Abbas Meets Egyptian Delegation to Discuss Palestinian Reconciliation with Hamas

Can the Palestinians reunite with Egypt’s help? Illustrative photo of Palestinian event. By Joshua Spurlock

The Egyptians are working to fix the ongoing rift between the Hamas terrorist group that controls Gaza and the Palestinian Authority—led by President Mahmoud Abbas and controlling territory in Judea and Samaria (also known as the West Bank)—and to that end Abbas met with their delegation to talk on Saturday. The Palestinian governments in Gaza and the West Bank have been controlled by rival factions since 2007, when Hamas threw the PA out of Gaza in a violent coup. Since then, multiple attempts to reconcile the sides—considered by some to be a key step before the Palestinians can sign a lasting peace deal with Israel but what also could reintegrate a recognized terrorist group into the official Palestinian government—have faltered.
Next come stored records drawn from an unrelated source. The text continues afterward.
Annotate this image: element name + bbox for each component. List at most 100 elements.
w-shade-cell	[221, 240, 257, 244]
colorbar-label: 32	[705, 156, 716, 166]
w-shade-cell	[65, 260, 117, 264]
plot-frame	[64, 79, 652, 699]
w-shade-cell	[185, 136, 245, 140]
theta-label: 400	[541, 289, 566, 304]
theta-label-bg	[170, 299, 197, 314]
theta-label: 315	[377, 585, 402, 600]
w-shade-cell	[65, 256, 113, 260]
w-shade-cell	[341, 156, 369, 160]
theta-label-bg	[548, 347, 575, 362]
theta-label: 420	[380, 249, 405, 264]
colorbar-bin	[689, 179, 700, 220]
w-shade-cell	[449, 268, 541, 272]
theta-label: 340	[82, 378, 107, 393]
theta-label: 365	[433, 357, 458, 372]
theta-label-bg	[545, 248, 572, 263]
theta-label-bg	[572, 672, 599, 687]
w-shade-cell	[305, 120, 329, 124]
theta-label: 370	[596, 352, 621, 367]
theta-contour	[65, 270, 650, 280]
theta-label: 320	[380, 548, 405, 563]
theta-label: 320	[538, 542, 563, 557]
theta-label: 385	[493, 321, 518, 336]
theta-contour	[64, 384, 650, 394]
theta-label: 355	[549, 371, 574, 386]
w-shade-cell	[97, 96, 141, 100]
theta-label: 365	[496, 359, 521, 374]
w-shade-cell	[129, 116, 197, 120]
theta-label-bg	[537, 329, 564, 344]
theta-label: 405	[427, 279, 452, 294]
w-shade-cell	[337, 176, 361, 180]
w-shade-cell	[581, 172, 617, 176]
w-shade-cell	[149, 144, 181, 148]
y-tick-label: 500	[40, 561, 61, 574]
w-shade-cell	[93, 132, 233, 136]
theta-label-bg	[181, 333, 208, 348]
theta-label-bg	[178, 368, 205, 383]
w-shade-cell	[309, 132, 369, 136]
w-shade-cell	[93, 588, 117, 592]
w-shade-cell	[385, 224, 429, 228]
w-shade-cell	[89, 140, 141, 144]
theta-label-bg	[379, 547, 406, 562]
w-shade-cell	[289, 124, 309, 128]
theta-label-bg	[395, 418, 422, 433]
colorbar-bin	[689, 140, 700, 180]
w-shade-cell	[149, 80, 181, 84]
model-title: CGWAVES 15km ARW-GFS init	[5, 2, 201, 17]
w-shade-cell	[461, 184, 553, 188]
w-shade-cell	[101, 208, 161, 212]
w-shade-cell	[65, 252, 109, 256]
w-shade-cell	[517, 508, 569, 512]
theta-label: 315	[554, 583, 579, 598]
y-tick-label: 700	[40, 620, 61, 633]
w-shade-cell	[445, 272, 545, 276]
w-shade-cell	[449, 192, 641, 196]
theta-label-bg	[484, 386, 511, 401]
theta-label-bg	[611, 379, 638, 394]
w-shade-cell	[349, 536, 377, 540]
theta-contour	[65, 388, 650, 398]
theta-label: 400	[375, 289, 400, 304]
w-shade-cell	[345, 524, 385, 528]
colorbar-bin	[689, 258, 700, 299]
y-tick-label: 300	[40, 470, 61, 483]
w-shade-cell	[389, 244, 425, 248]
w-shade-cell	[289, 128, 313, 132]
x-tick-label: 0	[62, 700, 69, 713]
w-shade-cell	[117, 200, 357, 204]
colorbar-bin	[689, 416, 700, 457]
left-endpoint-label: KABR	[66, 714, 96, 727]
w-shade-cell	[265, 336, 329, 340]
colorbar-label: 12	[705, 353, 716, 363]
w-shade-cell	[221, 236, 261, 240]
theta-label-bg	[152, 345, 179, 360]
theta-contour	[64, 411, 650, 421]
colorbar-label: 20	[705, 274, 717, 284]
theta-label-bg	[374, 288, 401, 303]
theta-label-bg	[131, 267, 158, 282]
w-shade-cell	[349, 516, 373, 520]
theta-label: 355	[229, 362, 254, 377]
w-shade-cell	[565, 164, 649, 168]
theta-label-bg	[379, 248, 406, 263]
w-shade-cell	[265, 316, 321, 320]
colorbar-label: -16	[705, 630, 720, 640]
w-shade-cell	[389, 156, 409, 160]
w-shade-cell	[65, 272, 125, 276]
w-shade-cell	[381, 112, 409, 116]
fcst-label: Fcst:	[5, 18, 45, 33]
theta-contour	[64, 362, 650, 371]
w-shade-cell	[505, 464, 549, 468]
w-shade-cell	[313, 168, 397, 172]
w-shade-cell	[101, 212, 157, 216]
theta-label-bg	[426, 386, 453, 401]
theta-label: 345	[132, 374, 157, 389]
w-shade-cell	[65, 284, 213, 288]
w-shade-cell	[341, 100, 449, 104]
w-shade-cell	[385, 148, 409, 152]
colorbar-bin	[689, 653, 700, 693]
The latest effort by Egypt included a visit by members of the Egyptian General Intelligence with Abbas in his de facto capital of Ramallah, according to the WAFA Palestinian News Agency. The meeting and PA leader Abbas’ direct involvement comes just days after United States Middle East envoy Jason Greenblatt slammed the PA for their lack of involvement in finding a solution for Gaza. The White House Special Representative for International Negotiations, in a State Department press release last week, told the PA to get involved in fixing Gaza or “others will fill that void.” Greenblatt also said the Donald Trump Administration “strongly supports” Egyptian efforts ‎to “help facilitate an agreement to restore calm in Gaza and bring about the conditions for the Palestinian Authority to fully assume its responsibilities in Gaza.”

The Egyptian visitors on Saturday, according to the WAFA report, highlighted their country’s efforts to reunite the main Palestinian political factions. That reconciliation of sides would be within the Palestinian Authority entity and led by Abbas, implicitly ruling out leadership by Hamas or a third party. The WAFA report said that the Palestinians on Abbas’ side and the Egyptians committed to ongoing talks on coordination of reconciliation efforts.

The PA isn’t the only group in apparently stalled talks with Hamas. Israel too has been interested in a more substantial ceasefire to put an end to on-again, off-again conflict but so far nothing has been announced.

On Sunday, a press release from the office of Israeli Prime Minister Benjamin Netanyahu said he informed the families of Oron Shaul and Hadar Goldin—two missing-in-action Israeli soldiers whose bodies are believed to be held by Hamas—that “there would be no arrangement in the Gaza Strip without the return of the boys.”